Hi Megan, this sounds great! As long as building upwards is also joined with making these buildings wildlife friendly, like with nests as Declan mentionned and/or adding decals so birds don't crash.
Great post! It’s absurd how people freak out when animals they consider unwelcome enter cities, when you consider the degree to which human settlements encroach on habitats. City planning definitely needs to support coexistence.
Great ideas Megan!
Great ideas! I would love to see more wildlife in the city and building upwards instead of outwards sounds like a good plan to reduce the negative impacts humans have on wildlife.
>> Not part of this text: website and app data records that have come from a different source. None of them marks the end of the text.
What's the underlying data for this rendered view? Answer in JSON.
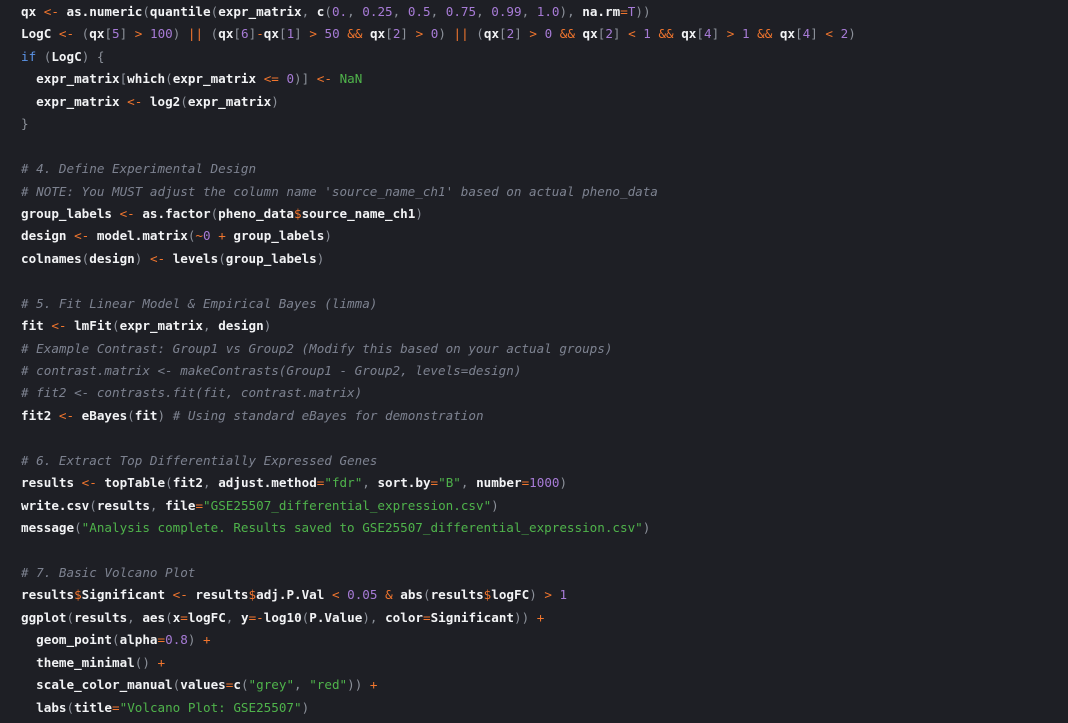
{
  "theme": {
    "background": "#1e1f25",
    "default": "#f2f3f5",
    "punctuation": "#8c919a",
    "operator": "#f2762e",
    "number": "#a77bd6",
    "string": "#4fb34b",
    "keyword": "#5b94e8",
    "comment": "#7d8290"
  },
  "lines": [
    [
      [
        "d",
        "qx "
      ],
      [
        "o",
        "<-"
      ],
      [
        "d",
        " as.numeric"
      ],
      [
        "p",
        "("
      ],
      [
        "d",
        "quantile"
      ],
      [
        "p",
        "("
      ],
      [
        "d",
        "expr_matrix"
      ],
      [
        "p",
        ", "
      ],
      [
        "d",
        "c"
      ],
      [
        "p",
        "("
      ],
      [
        "n",
        "0."
      ],
      [
        "p",
        ", "
      ],
      [
        "n",
        "0.25"
      ],
      [
        "p",
        ", "
      ],
      [
        "n",
        "0.5"
      ],
      [
        "p",
        ", "
      ],
      [
        "n",
        "0.75"
      ],
      [
        "p",
        ", "
      ],
      [
        "n",
        "0.99"
      ],
      [
        "p",
        ", "
      ],
      [
        "n",
        "1.0"
      ],
      [
        "p",
        "), "
      ],
      [
        "d",
        "na.rm"
      ],
      [
        "o",
        "="
      ],
      [
        "n",
        "T"
      ],
      [
        "p",
        "))"
      ]
    ],
    [
      [
        "d",
        "LogC "
      ],
      [
        "o",
        "<-"
      ],
      [
        "p",
        " ("
      ],
      [
        "d",
        "qx"
      ],
      [
        "p",
        "["
      ],
      [
        "n",
        "5"
      ],
      [
        "p",
        "] "
      ],
      [
        "o",
        ">"
      ],
      [
        "p",
        " "
      ],
      [
        "n",
        "100"
      ],
      [
        "p",
        ") "
      ],
      [
        "o",
        "||"
      ],
      [
        "p",
        " ("
      ],
      [
        "d",
        "qx"
      ],
      [
        "p",
        "["
      ],
      [
        "n",
        "6"
      ],
      [
        "p",
        "]"
      ],
      [
        "o",
        "-"
      ],
      [
        "d",
        "qx"
      ],
      [
        "p",
        "["
      ],
      [
        "n",
        "1"
      ],
      [
        "p",
        "] "
      ],
      [
        "o",
        ">"
      ],
      [
        "p",
        " "
      ],
      [
        "n",
        "50"
      ],
      [
        "p",
        " "
      ],
      [
        "o",
        "&&"
      ],
      [
        "p",
        " "
      ],
      [
        "d",
        "qx"
      ],
      [
        "p",
        "["
      ],
      [
        "n",
        "2"
      ],
      [
        "p",
        "] "
      ],
      [
        "o",
        ">"
      ],
      [
        "p",
        " "
      ],
      [
        "n",
        "0"
      ],
      [
        "p",
        ") "
      ],
      [
        "o",
        "||"
      ],
      [
        "p",
        " ("
      ],
      [
        "d",
        "qx"
      ],
      [
        "p",
        "["
      ],
      [
        "n",
        "2"
      ],
      [
        "p",
        "] "
      ],
      [
        "o",
        ">"
      ],
      [
        "p",
        " "
      ],
      [
        "n",
        "0"
      ],
      [
        "p",
        " "
      ],
      [
        "o",
        "&&"
      ],
      [
        "p",
        " "
      ],
      [
        "d",
        "qx"
      ],
      [
        "p",
        "["
      ],
      [
        "n",
        "2"
      ],
      [
        "p",
        "] "
      ],
      [
        "o",
        "<"
      ],
      [
        "p",
        " "
      ],
      [
        "n",
        "1"
      ],
      [
        "p",
        " "
      ],
      [
        "o",
        "&&"
      ],
      [
        "p",
        " "
      ],
      [
        "d",
        "qx"
      ],
      [
        "p",
        "["
      ],
      [
        "n",
        "4"
      ],
      [
        "p",
        "] "
      ],
      [
        "o",
        ">"
      ],
      [
        "p",
        " "
      ],
      [
        "n",
        "1"
      ],
      [
        "p",
        " "
      ],
      [
        "o",
        "&&"
      ],
      [
        "p",
        " "
      ],
      [
        "d",
        "qx"
      ],
      [
        "p",
        "["
      ],
      [
        "n",
        "4"
      ],
      [
        "p",
        "] "
      ],
      [
        "o",
        "<"
      ],
      [
        "p",
        " "
      ],
      [
        "n",
        "2"
      ],
      [
        "p",
        ")"
      ]
    ],
    [
      [
        "k",
        "if"
      ],
      [
        "p",
        " ("
      ],
      [
        "d",
        "LogC"
      ],
      [
        "p",
        ") {"
      ]
    ],
    [
      [
        "d",
        "  expr_matrix"
      ],
      [
        "p",
        "["
      ],
      [
        "d",
        "which"
      ],
      [
        "p",
        "("
      ],
      [
        "d",
        "expr_matrix "
      ],
      [
        "o",
        "<="
      ],
      [
        "p",
        " "
      ],
      [
        "n",
        "0"
      ],
      [
        "p",
        ")] "
      ],
      [
        "o",
        "<-"
      ],
      [
        "p",
        " "
      ],
      [
        "s",
        "NaN"
      ]
    ],
    [
      [
        "d",
        "  expr_matrix "
      ],
      [
        "o",
        "<-"
      ],
      [
        "d",
        " log2"
      ],
      [
        "p",
        "("
      ],
      [
        "d",
        "expr_matrix"
      ],
      [
        "p",
        ")"
      ]
    ],
    [
      [
        "p",
        "}"
      ]
    ],
    [],
    [
      [
        "c",
        "# 4. Define Experimental Design"
      ]
    ],
    [
      [
        "c",
        "# NOTE: You MUST adjust the column name 'source_name_ch1' based on actual pheno_data"
      ]
    ],
    [
      [
        "d",
        "group_labels "
      ],
      [
        "o",
        "<-"
      ],
      [
        "d",
        " as.factor"
      ],
      [
        "p",
        "("
      ],
      [
        "d",
        "pheno_data"
      ],
      [
        "o",
        "$"
      ],
      [
        "d",
        "source_name_ch1"
      ],
      [
        "p",
        ")"
      ]
    ],
    [
      [
        "d",
        "design "
      ],
      [
        "o",
        "<-"
      ],
      [
        "d",
        " model.matrix"
      ],
      [
        "p",
        "("
      ],
      [
        "o",
        "~"
      ],
      [
        "n",
        "0"
      ],
      [
        "p",
        " "
      ],
      [
        "o",
        "+"
      ],
      [
        "p",
        " "
      ],
      [
        "d",
        "group_labels"
      ],
      [
        "p",
        ")"
      ]
    ],
    [
      [
        "d",
        "colnames"
      ],
      [
        "p",
        "("
      ],
      [
        "d",
        "design"
      ],
      [
        "p",
        ") "
      ],
      [
        "o",
        "<-"
      ],
      [
        "d",
        " levels"
      ],
      [
        "p",
        "("
      ],
      [
        "d",
        "group_labels"
      ],
      [
        "p",
        ")"
      ]
    ],
    [],
    [
      [
        "c",
        "# 5. Fit Linear Model & Empirical Bayes (limma)"
      ]
    ],
    [
      [
        "d",
        "fit "
      ],
      [
        "o",
        "<-"
      ],
      [
        "d",
        " lmFit"
      ],
      [
        "p",
        "("
      ],
      [
        "d",
        "expr_matrix"
      ],
      [
        "p",
        ", "
      ],
      [
        "d",
        "design"
      ],
      [
        "p",
        ")"
      ]
    ],
    [
      [
        "c",
        "# Example Contrast: Group1 vs Group2 (Modify this based on your actual groups)"
      ]
    ],
    [
      [
        "c",
        "# contrast.matrix <- makeContrasts(Group1 - Group2, levels=design)"
      ]
    ],
    [
      [
        "c",
        "# fit2 <- contrasts.fit(fit, contrast.matrix)"
      ]
    ],
    [
      [
        "d",
        "fit2 "
      ],
      [
        "o",
        "<-"
      ],
      [
        "d",
        " eBayes"
      ],
      [
        "p",
        "("
      ],
      [
        "d",
        "fit"
      ],
      [
        "p",
        ") "
      ],
      [
        "c",
        "# Using standard eBayes for demonstration"
      ]
    ],
    [],
    [
      [
        "c",
        "# 6. Extract Top Differentially Expressed Genes"
      ]
    ],
    [
      [
        "d",
        "results "
      ],
      [
        "o",
        "<-"
      ],
      [
        "d",
        " topTable"
      ],
      [
        "p",
        "("
      ],
      [
        "d",
        "fit2"
      ],
      [
        "p",
        ", "
      ],
      [
        "d",
        "adjust.method"
      ],
      [
        "o",
        "="
      ],
      [
        "s",
        "\"fdr\""
      ],
      [
        "p",
        ", "
      ],
      [
        "d",
        "sort.by"
      ],
      [
        "o",
        "="
      ],
      [
        "s",
        "\"B\""
      ],
      [
        "p",
        ", "
      ],
      [
        "d",
        "number"
      ],
      [
        "o",
        "="
      ],
      [
        "n",
        "1000"
      ],
      [
        "p",
        ")"
      ]
    ],
    [
      [
        "d",
        "write.csv"
      ],
      [
        "p",
        "("
      ],
      [
        "d",
        "results"
      ],
      [
        "p",
        ", "
      ],
      [
        "d",
        "file"
      ],
      [
        "o",
        "="
      ],
      [
        "s",
        "\"GSE25507_differential_expression.csv\""
      ],
      [
        "p",
        ")"
      ]
    ],
    [
      [
        "d",
        "message"
      ],
      [
        "p",
        "("
      ],
      [
        "s",
        "\"Analysis complete. Results saved to GSE25507_differential_expression.csv\""
      ],
      [
        "p",
        ")"
      ]
    ],
    [],
    [
      [
        "c",
        "# 7. Basic Volcano Plot"
      ]
    ],
    [
      [
        "d",
        "results"
      ],
      [
        "o",
        "$"
      ],
      [
        "d",
        "Significant "
      ],
      [
        "o",
        "<-"
      ],
      [
        "d",
        " results"
      ],
      [
        "o",
        "$"
      ],
      [
        "d",
        "adj.P.Val "
      ],
      [
        "o",
        "<"
      ],
      [
        "p",
        " "
      ],
      [
        "n",
        "0.05"
      ],
      [
        "p",
        " "
      ],
      [
        "o",
        "&"
      ],
      [
        "d",
        " abs"
      ],
      [
        "p",
        "("
      ],
      [
        "d",
        "results"
      ],
      [
        "o",
        "$"
      ],
      [
        "d",
        "logFC"
      ],
      [
        "p",
        ") "
      ],
      [
        "o",
        ">"
      ],
      [
        "p",
        " "
      ],
      [
        "n",
        "1"
      ]
    ],
    [
      [
        "d",
        "ggplot"
      ],
      [
        "p",
        "("
      ],
      [
        "d",
        "results"
      ],
      [
        "p",
        ", "
      ],
      [
        "d",
        "aes"
      ],
      [
        "p",
        "("
      ],
      [
        "d",
        "x"
      ],
      [
        "o",
        "="
      ],
      [
        "d",
        "logFC"
      ],
      [
        "p",
        ", "
      ],
      [
        "d",
        "y"
      ],
      [
        "o",
        "=-"
      ],
      [
        "d",
        "log10"
      ],
      [
        "p",
        "("
      ],
      [
        "d",
        "P.Value"
      ],
      [
        "p",
        "), "
      ],
      [
        "d",
        "color"
      ],
      [
        "o",
        "="
      ],
      [
        "d",
        "Significant"
      ],
      [
        "p",
        "))"
      ],
      [
        "p",
        " "
      ],
      [
        "o",
        "+"
      ]
    ],
    [
      [
        "d",
        "  geom_point"
      ],
      [
        "p",
        "("
      ],
      [
        "d",
        "alpha"
      ],
      [
        "o",
        "="
      ],
      [
        "n",
        "0.8"
      ],
      [
        "p",
        ") "
      ],
      [
        "o",
        "+"
      ]
    ],
    [
      [
        "d",
        "  theme_minimal"
      ],
      [
        "p",
        "() "
      ],
      [
        "o",
        "+"
      ]
    ],
    [
      [
        "d",
        "  scale_color_manual"
      ],
      [
        "p",
        "("
      ],
      [
        "d",
        "values"
      ],
      [
        "o",
        "="
      ],
      [
        "d",
        "c"
      ],
      [
        "p",
        "("
      ],
      [
        "s",
        "\"grey\""
      ],
      [
        "p",
        ", "
      ],
      [
        "s",
        "\"red\""
      ],
      [
        "p",
        "))"
      ],
      [
        "p",
        " "
      ],
      [
        "o",
        "+"
      ]
    ],
    [
      [
        "d",
        "  labs"
      ],
      [
        "p",
        "("
      ],
      [
        "d",
        "title"
      ],
      [
        "o",
        "="
      ],
      [
        "s",
        "\"Volcano Plot: GSE25507\""
      ],
      [
        "p",
        ")"
      ]
    ]
  ]
}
These are great ideas. I'd add that buildings and parks can be designed in ways that accommodate birds and wildlife: for example, many skyscrapers in downtown Toronto and other dense areas of the city have nest boxes for peregrine falcons built into their upper stories: this has really helped those populations. Peregrines are thankfully doing quite well in the city! I could imagine that we could build fox/coyote dens in low traffic areas of parks that minimize human-wildlife conflict. There are some MASSIVE coyotes living in Jericho right now that I frequently run into on my way to NoFrills (but only after dark), and if we could accommodate more of them, we could deal with the rabbits more effectively!